I've been using Exped sleeping mats for a number of years now and really like them, until now every one has been rectangular in shape, which is the obvious shape to make them. The new series of Exped mats break this mould and are 'mummy' shaped. Mummy shaped mats more closely match the human body shape, so the maximum width is at the shoulders and the mat tapers to its narrowest point at the foot.
That's all very well if you sleep on your back but few people remain in the same position all night, if you sleep on your side for example the mummy shape is less appropriate and if you toss and turn a lot then you can find that your feet are off the mat at the bottom where it's narrowest. So the bottom line is that rectangular mats can be more comfortable if you move around a lot in your sleep.
I move around a lot - but I usually use a mummy shaped mat, the reason is that they are lighter, and even though they are quite narrow at the foot I somehow manage to stay on them and generally get a good night's sleep. The only real exception is winter camping, where I like to use a rectangular mat because the consequences of coming off the mat are colder.
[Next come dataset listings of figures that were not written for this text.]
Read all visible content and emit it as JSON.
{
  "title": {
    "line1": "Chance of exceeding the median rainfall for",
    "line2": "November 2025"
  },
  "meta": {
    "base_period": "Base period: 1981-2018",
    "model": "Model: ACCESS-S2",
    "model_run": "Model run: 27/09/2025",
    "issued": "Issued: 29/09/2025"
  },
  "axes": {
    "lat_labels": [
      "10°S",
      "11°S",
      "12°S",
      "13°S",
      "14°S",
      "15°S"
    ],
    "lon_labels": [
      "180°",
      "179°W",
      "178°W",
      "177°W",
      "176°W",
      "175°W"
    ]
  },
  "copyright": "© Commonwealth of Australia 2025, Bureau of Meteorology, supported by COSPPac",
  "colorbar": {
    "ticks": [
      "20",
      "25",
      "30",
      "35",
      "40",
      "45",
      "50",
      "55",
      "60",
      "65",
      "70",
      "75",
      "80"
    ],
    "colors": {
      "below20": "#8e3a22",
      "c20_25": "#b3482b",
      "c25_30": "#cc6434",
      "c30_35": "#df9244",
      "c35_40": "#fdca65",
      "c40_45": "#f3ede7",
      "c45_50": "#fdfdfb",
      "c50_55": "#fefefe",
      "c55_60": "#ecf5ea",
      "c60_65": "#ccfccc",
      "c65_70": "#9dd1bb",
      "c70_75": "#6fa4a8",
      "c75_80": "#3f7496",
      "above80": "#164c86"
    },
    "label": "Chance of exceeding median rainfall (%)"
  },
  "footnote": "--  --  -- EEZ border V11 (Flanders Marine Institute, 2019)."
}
So, Exped have really taken a forward step with the new Hyperlite and Winterlite mats, previously I could get a lighter mat in a mummy format than Exped’s lightest rectangular offering – but now I can buy an Exped Mummy shaped mat and save weight over most of the competition, if not all.
In the world of ultralight sleeping mats inflatable insulated airbeds are the kings of comfort, and thee thicker they are the more comfortable they will be – so a 9cm mat will generally be more comfortable than a 7cm may – unless you don’t weigh much – in which case there won’t be much in it.
I used the 7cm Hyperlite for a recent trip to Scotland and found it pretty comfortable. The insulation value of a mat is also quite important, as a poorly insulated sleeping mat will let valuable warmth to see through to the ground – whereas a highly insulative mat will add significantly to your ability to keep warm and cosy. The Hyperlite mat is a three season model, so, appropriate for the Scottish trip I had in mind and it proved adequate for the task in quite cold conditions – although if I was making my gear selection again I would have opted for the Winterlite as it got quite cold during the night.
Most Exped mats have two valves, one for inflation and one for deflation, the inflation valve is a non return valve which makes it easier to blow the bed up without loosing air as you take a breath. It also allows the use of Exped’s various pumps that make inflation easier.
The new Hyperlite and Winterlite mats compromise on the valves to save weight – there’s the standard non return inflation valve, but no deflation valve at all. In order to deflate the mat there’s a plastic ‘pin’ that you use to keep the valve open while you compress the mat to let the air out. This is straight forward but a bit fiddly until you get the idea.
Hyperlite and Winterlite mats are a good move from Exped especially for those of us who want the lightest option without necessarily compromising on comfort.